## Modelling – examining correlations: first, look at predictor distributions

This post follows on from the previous post, concerning the examination of variable distributions.

It is always useful to plot the distribution of variables like item attributes e.g. item length in letters. One important benefit of doing so is identifying whether your dataset is in the shape you expect it to be in: identifying errors, of input or coding, should happen early in analysis so I urge you to plot and examine the plots of your data as soon as you get started.

However, psycholinguistics papers typically report stimulus characteristics in the form of a tabled summary of the means and SDs of the attributes of your stimuli, possibly broken down by item type (e.g. words vs. nonwords). In addition, reports of stimuli typically include the results of comparisons of the mean values of item attributes for each stimulus item type.
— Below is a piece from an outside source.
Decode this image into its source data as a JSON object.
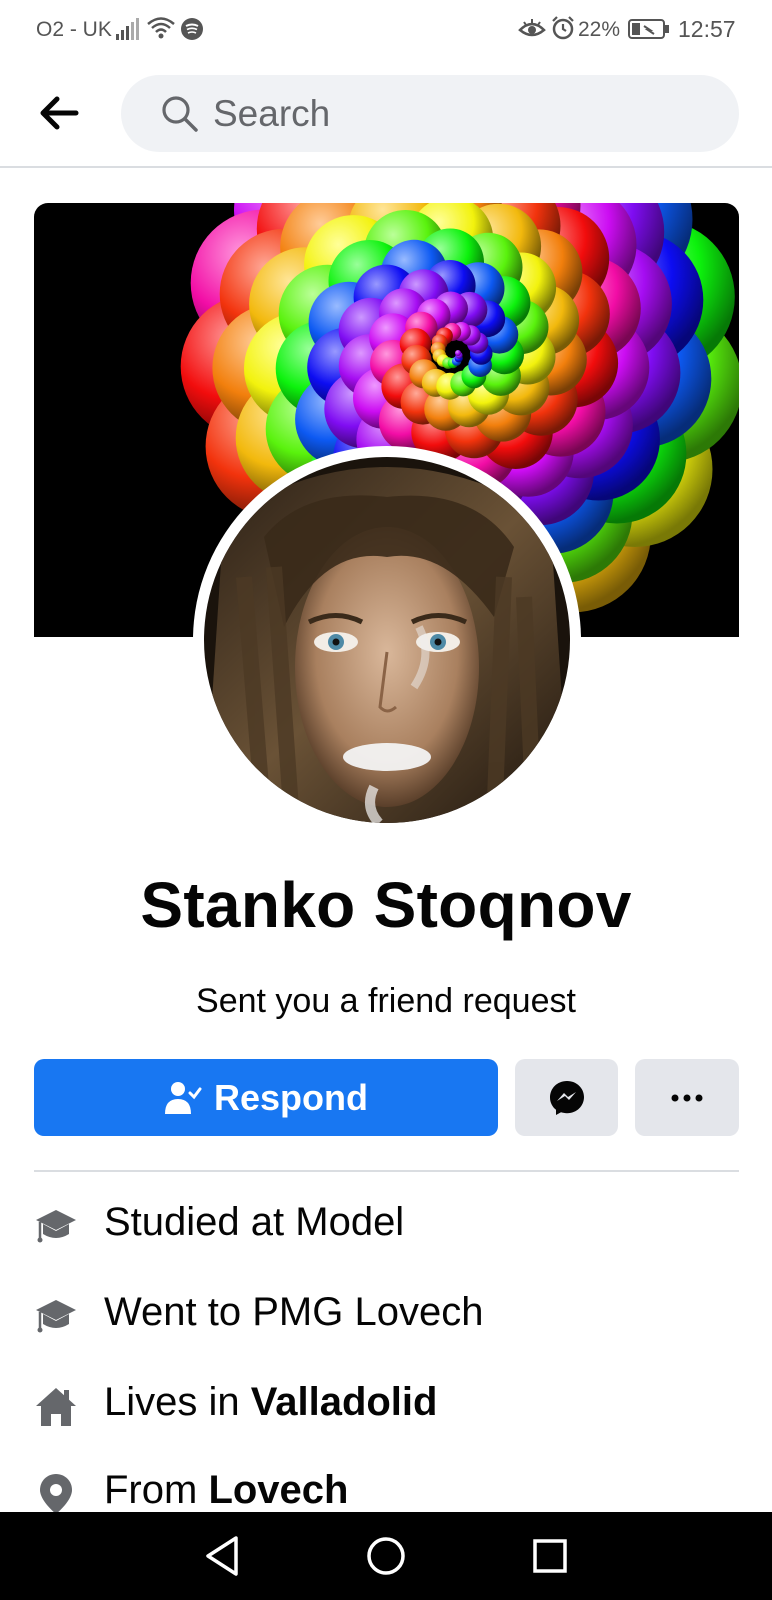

We can get the summary statistics for our item attribute variables using the handy psych package function describeBy(). In making that function call, we specify that we want the item norms data statistics split by item type. The R output can be converted into a table in a number of different ways. The easiest elegant method would be to writing your report in knitr all inside R-studio. The easiest horrible method, for someone writing a report in Microsoft Word, would be to paste the R output in a .txt document, open that document in excel, sort the formatting of the table out in excel, paste that table into Word as a bitmap. I use the horrible method all the time, because I haven’t yet learnt how to knit in R, though I will, because the horrible method is horrible.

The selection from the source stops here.